Critique

Les Hommes ont peur de la lumière, de Douglas Kennedy : brillant brûlot

23 juin 2022
Par Léonard Desbrières
Les Hommes ont peur de la lumière, de Douglas Kennedy : brillant brûlot
©Joel Saget/AFP

Après La Symphonie du hasard, trilogie enlevée et follement romanesque, Douglas Kennedy renoue avec la noirceur de ses débuts et livre un thriller au cordeau qui tire à boulet rouge sur les errances puritaines de la société américaine.

Récits de voyage, drames amoureux, grandes fresques historiques… En plus de 20 ans de carrière et presque dix millions de lecteurs, Douglas Kennedy a déjà prouvé qu’il était à l’aise sur tous les terrains littéraires. Mais le romancier, Européen d’adoption, n’est jamais aussi bon que quand il brosse son Amérique natale à la paille de fer. Avec Les Hommes ont peur de la lumière – un titre emprunté à la République de Platon (« On peut aisément pardonner à l’enfant qui a peur de l’obscurité ; la vraie tragédie de la vie, c’est lorsque les hommes ont peur de la lumière ») – il revient à ses premières amours et convoque ses maîtres à penser Jim Thompson et Raymond Chandler pour façonner un roman noir et crépusculaire.

Les Hommes ont peur de la lumière, de Douglas Kennedy.
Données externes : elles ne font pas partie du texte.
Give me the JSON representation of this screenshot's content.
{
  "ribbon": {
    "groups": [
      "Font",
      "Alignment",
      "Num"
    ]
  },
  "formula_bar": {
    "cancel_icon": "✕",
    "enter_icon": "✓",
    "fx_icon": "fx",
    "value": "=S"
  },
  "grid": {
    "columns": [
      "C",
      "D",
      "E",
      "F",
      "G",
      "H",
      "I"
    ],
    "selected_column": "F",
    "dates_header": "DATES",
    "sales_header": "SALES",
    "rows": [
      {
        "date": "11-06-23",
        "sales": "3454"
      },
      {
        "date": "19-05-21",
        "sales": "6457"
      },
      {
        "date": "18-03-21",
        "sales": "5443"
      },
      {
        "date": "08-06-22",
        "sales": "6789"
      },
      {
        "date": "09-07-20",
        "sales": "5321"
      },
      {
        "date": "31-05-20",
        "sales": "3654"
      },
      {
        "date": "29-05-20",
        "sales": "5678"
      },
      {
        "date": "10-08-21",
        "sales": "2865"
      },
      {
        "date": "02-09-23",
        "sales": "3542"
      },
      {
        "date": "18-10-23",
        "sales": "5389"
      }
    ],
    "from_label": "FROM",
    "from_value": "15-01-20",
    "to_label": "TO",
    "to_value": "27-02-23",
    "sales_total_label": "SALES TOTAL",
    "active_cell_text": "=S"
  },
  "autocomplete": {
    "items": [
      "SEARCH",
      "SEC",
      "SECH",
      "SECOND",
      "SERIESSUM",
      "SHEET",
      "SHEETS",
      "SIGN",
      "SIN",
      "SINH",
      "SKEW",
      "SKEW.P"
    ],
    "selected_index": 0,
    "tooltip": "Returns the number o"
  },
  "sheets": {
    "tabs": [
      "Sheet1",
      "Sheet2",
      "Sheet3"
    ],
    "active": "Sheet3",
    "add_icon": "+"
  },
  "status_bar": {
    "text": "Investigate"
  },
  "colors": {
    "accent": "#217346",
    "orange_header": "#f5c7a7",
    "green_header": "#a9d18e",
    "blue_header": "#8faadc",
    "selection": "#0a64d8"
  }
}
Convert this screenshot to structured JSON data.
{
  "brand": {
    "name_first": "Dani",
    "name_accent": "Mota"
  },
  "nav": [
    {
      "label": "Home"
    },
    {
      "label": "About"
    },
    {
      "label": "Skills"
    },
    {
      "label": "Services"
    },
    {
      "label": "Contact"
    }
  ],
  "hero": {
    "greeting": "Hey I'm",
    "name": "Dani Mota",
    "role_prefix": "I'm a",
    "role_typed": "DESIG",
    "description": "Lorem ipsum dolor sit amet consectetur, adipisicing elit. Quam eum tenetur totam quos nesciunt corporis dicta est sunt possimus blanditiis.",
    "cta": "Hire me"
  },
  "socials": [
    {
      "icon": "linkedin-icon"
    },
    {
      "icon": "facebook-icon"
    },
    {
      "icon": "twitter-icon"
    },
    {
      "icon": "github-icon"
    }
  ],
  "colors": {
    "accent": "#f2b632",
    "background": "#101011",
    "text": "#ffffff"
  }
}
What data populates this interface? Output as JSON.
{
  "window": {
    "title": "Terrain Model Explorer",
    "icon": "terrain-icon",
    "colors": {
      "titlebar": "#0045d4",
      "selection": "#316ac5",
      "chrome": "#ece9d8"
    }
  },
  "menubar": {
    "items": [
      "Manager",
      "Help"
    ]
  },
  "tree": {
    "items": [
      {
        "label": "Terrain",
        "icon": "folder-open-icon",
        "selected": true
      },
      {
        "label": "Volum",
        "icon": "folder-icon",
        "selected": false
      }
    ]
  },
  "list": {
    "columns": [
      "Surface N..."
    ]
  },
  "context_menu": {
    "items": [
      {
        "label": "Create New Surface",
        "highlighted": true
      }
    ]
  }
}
En librairie depuis le 5 mai 2022.

Los Angeles au bord du gouffre

Dans un Los Angeles tentaculaire, soigné comme un véritable personnage, loin des villas de Malibu et des mansions de Beverly Hills, le romancier croque le portrait d’une classe moyenne américaine toujours en lutte, qui s’abime dans les bouchons et les petits boulots. Au volant de son Uber jours et – surtout – nuits, Brendan, ancien ingénieur victime de la crise, se démène pour sortir la tête de l’eau et échapper à cette vie précaire qui l’étouffe. Au détour d’une course, il fait la rencontre d’Élise, une professeure d’université qui consacre son temps libre à accompagner des femmes souhaitant interrompre leur grossesse.

Alors qu’il la dépose devant l’une des seules cliniques de la ville spécialisée dans les avortements, ils échappent de peu à un terrible attentat. Pris au piège d’une machination diabolique menée par un groupe extrémiste « pro-vie », ce duo inattendu se retrouve propulsé au cœur d’une affaire qui les dépasse, un affrontement idéologique qui va déchirer une ville prête à exploser.

Une “nouvelle guerre de Sécession”

Dans un style très cinématographique, entre le Sorry We Missed You (2019) de Ken Loach et Collatéral (2004) de Michael Mann, Douglas Kennedy dessine une chronique sociale au vitriol et un thriller au cordeau. Il fait le récit touchant d’une prise de conscience, celle d’un homme banal, d’un travailleur au bout du rouleau, qui réalise la fragilité de ses convictions. Bercé des douces illusions de sa femme, fervente catholique et militante « pro-vie », Brendan n’avait jamais pris la mesure du combat pour l’avortement. Et il faudra ce tragique événement pour qu’il s’autorise à penser autrement.

Avec Les Hommes ont peur de la lumière, Douglas Kennedy porte donc un nouveau coup littéraire au puritanisme religieux qui gangrène la société américaine. Il se mue en lanceur d’alerte et prévient, stylo à la main, contre cette nouvelle guerre qui vient, « une nouvelle guerre de Sécession » dont le moteur serait la religion. Un livre coup de poing d’une troublante actualité – au moment même où la légalisation de l’avortement est grandement menacée outre-Atlantique. Depuis Paris, Berlin ou Dublin, ces villes où il s’est établi, le romancier ne cessera donc jamais de surveiller son pays – et le lecteur français l’en remercie !

Les Hommes ont peur de la lumière, de Douglas Kennedy, trad. Chloé Royer, Belfond, 255 p., 22 €. En librairie depuis le 5 mai 2022.